Serang – Buruknya pelayanan di Puskesmas Taktakan, Kecamatan Taktakan, Kota Serang, kembali mencoreng dunia kesehatan. Seorang ibu hamil nyaris melahirkan di dalam angkot setelah ditolak oleh Puskesmas yang seharusnya menjadi garda terdepan dalam pelayanan kesehatan masyarakat.
Peristiwa ini terjadi pada 26 Februari 2025, sekitar pukul 23.00 WIB. ibu hamil berinisial LF asal Kampung Buah Laler, Kelurahan Taktakan, bersama suaminya, mendatangi Puskesmas Taktakan karena sudah menunjukkan tanda-tanda persalinan. Namun, alih-alih mendapatkan pertolongan, mereka justru mendapati puskesmas dalam keadaan tutup.
Dalam kondisi panik, pasangan suami istri itu kemudian berusaha mencari pertolongan lain dan mendatangi rumah seorang bidan kelurahan. Namun, mereka kembali mendapatkan penolakan dengan alasan bidan tersebut tidak bisa menangani karena suaminya sedang sakit. Bukannya memberikan pertolongan darurat, bidan itu malah mengarahkan mereka ke puskesmas lain.
“Dalam situasi darurat seperti ini, kami justru diabaikan. Seharusnya ada tindakan pertama dulu, baru jika tidak mampu, dirujuk ke tempat lain. Coba bayangkan bagaimana kalau istri saya melahirkan di angkot?” keluh sang suami dengan nada kesal.
Saat dikonfirmasi, pihak Puskesmas Taktakan dan bidan yang menolak pasien enggan memberikan penjelasan secara terbuka. Mereka malah mempertanyakan prosedur konfirmasi jurnalis dan menolak menyebutkan identitas mereka.
“Saya tahu cara konfirmasi wawancara. Kalau narasumber tidak mau bicara, ya sudah, jangan direkam,” ujar salah satu tenaga medis yang enggan disebutkan namanya.
Lebih lanjut, ia berdalih bahwa Puskesmas Taktakan bukanlah puskesmas rawat inap, sehingga kebijakan pelayanan persalinan yang diterapkan adalah sistem on-call, bukan standby 24 jam di lokasi.
Namun, ketika ditanya mengapa saat dihubungi layanan on-call 24Jam itu justru tidak bisa diakses, ia hanya menjawab santai, “Yang penting sekarang pasiennya selamat.

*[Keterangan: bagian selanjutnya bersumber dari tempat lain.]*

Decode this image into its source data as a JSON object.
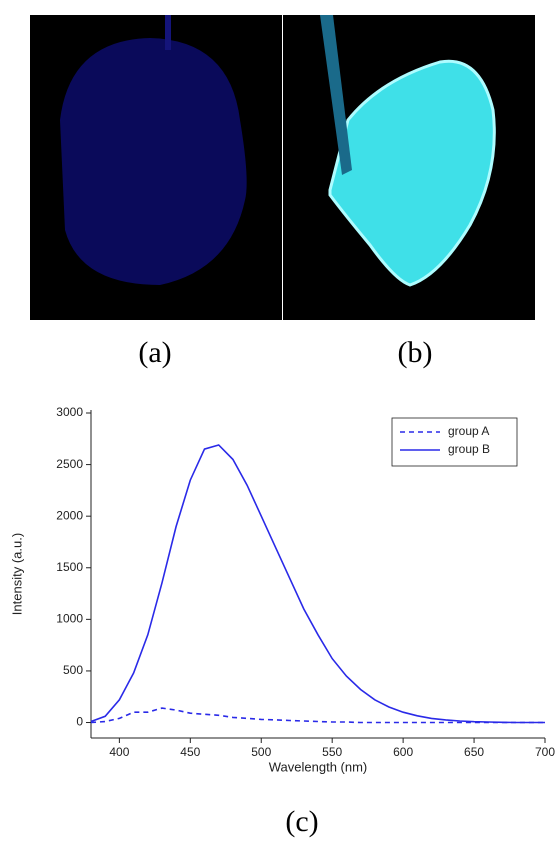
{
  "panels": [
    "(a)",
    "(b)",
    "(c)"
  ],
  "chart_data": {
    "type": "line",
    "xlabel": "Wavelength (nm)",
    "ylabel": "Intensity (a.u.)",
    "x": [
      380,
      390,
      400,
      410,
      420,
      430,
      440,
      450,
      460,
      470,
      480,
      490,
      500,
      510,
      520,
      530,
      540,
      550,
      560,
      570,
      580,
      590,
      600,
      610,
      620,
      630,
      640,
      650,
      660,
      670,
      680,
      690,
      700
    ],
    "series": [
      {
        "name": "group A",
        "color": "#2a2ae8",
        "linestyle": "dashed",
        "values": [
          0,
          10,
          40,
          100,
          100,
          140,
          120,
          90,
          80,
          70,
          50,
          40,
          30,
          25,
          20,
          15,
          10,
          5,
          5,
          0,
          0,
          0,
          0,
          0,
          0,
          0,
          0,
          0,
          0,
          0,
          0,
          0,
          0
        ]
      },
      {
        "name": "group B",
        "color": "#2a2ae8",
        "linestyle": "solid",
        "values": [
          10,
          60,
          220,
          480,
          850,
          1350,
          1900,
          2350,
          2650,
          2690,
          2550,
          2300,
          2000,
          1700,
          1400,
          1100,
          850,
          620,
          450,
          320,
          220,
          150,
          100,
          65,
          40,
          25,
          15,
          8,
          5,
          2,
          0,
          0,
          0
        ]
      }
    ],
    "xlim": [
      380,
      700
    ],
    "xticks": [
      400,
      450,
      500,
      550,
      600,
      650,
      700
    ],
    "ylim": [
      -150,
      3000
    ],
    "yticks": [
      0,
      500,
      1000,
      1500,
      2000,
      2500,
      3000
    ],
    "legend": "upper right"
  }
}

Namanya juga manusia, Pak.” Kata dia.
Pernyataan tersebut tentu saja sangat mengecewakan. Sebab, penolakan terhadap pasien dalam kondisi gawat darurat merupakan pelanggaran hukum sebagaimana diatur dalam Pasal 32 Undang-Undang Nomor 36 Tahun 2009 tentang Kesehatan. Fasilitas kesehatan yang menolak pasien gawat darurat bisa dikenai sanksi pidana, perdata, maupun administrasi. Sangsi pidana penjara 2 tahun dan denda 200 Juta.
Kasus ini kembali menjadi bukti bahwa pelayanan kesehatan di Kota Serang masih jauh dari kata ideal. Nyawa pasien yang seharusnya menjadi prioritas justru terabaikan akibat sistem yang tidak berjalan sebagaimana mestinya. Sampai kapan hal ini terus terjadi?